Orta gelirliye yönelik yeni konut finansman programı, konut piyasasına yönelik (çok da ihtiyaç duyulan) destekleyici adımların yeni bir halkası olarak not edilmeli. Bu desteklerin bir son olmayacağı kesin. Ancak, yine de bu defaki adım daha uzun ömürlü bir finansman programı olacak gibidir.
Ekonomik Etkiler
Yeni kampanya kapsamında, 16 Ocak'tan itibaren yeni evini almak isteyen vatandaşlar sıfır konutlara talepte bulunacak.
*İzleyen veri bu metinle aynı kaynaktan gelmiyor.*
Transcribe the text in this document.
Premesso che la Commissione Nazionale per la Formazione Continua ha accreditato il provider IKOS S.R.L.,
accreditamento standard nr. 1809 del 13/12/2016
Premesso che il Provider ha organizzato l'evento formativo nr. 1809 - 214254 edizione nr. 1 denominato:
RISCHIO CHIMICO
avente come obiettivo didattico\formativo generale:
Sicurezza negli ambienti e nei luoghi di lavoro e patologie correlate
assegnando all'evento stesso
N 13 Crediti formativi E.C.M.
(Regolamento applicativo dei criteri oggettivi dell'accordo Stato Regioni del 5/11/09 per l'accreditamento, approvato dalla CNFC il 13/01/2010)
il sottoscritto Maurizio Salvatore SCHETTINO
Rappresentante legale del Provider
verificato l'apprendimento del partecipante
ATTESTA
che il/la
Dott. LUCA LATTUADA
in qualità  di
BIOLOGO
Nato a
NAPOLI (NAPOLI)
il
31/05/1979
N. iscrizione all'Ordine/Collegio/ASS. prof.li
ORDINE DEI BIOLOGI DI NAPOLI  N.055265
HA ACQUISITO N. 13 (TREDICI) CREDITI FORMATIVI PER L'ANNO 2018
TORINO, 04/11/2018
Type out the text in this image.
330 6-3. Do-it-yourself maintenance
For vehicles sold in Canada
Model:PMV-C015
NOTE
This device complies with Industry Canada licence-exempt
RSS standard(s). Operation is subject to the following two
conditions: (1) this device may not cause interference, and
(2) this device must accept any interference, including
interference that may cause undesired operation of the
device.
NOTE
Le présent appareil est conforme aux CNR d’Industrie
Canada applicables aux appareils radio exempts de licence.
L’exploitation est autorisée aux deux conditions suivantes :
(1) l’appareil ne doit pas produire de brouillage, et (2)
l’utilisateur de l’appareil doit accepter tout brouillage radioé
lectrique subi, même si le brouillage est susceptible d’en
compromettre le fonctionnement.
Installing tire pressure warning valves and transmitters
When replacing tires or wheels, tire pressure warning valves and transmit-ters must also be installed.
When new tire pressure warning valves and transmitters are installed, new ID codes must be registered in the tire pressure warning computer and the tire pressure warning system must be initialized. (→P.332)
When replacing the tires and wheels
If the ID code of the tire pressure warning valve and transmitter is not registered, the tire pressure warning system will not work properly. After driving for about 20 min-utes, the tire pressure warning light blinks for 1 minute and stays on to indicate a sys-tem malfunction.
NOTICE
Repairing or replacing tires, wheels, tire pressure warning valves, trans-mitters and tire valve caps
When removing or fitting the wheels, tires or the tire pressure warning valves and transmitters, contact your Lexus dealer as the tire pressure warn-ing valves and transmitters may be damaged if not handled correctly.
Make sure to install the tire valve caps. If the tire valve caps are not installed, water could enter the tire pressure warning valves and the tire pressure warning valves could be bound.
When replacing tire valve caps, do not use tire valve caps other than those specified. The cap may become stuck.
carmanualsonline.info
Bu sayede canlanacak inşaat, gayrimenkul ve bağlantılı 250 farklı sektör ile birlikte 100 binlerce yeni istihdam oluşturulması hedefleniyor. Bu yolla da 600 milyar TL'lik ek bir ekonomik katma değer yaratılması hedefleniyor.
Türkiye'de, konut piyasasına yönelik özellikle de arz yönlü adımlara ciddi ihtiyaç bulunmaktadır. Nitekim, daha önce yayınlanan bir raporumuzun da ortaya koyduğu üzere, konut piyasamızda arz-talep dengesizliği büyüme eğiliminde. İnşaat sektörüne bu destek, aynı zamanda son dönemin istihdam ve üretim ekonomisi, bağlantılı TEM ile de uyumlu bir girişimdir.
Türkiye'nin inşaat ve konut üretimi noktasındaki potansiyeli ise çok büyük. Çin'den sonra inşaatta ikinci sıradayız. İnşaat sektörü, 2022 itibariyle, 2 milyondan fazla istihdam ve 250 farklı alt sektörü doğrudan etkiliyor. Ancak, özellikle de maliyetlerdeki artışlar, inşaat sektörü ve alt sektörleri ciddi anlamda etkilemektedir.
Öte yandan, konut sektörüne yönelik bu tür programlarla, ev sahipliği oranı da yukarı çekilecek. Türkiye'de bugün, hane-halklarının %60,7'si (bireysel bazda ise yüzde 57-58'i) kendisine ait konutta oturuyor.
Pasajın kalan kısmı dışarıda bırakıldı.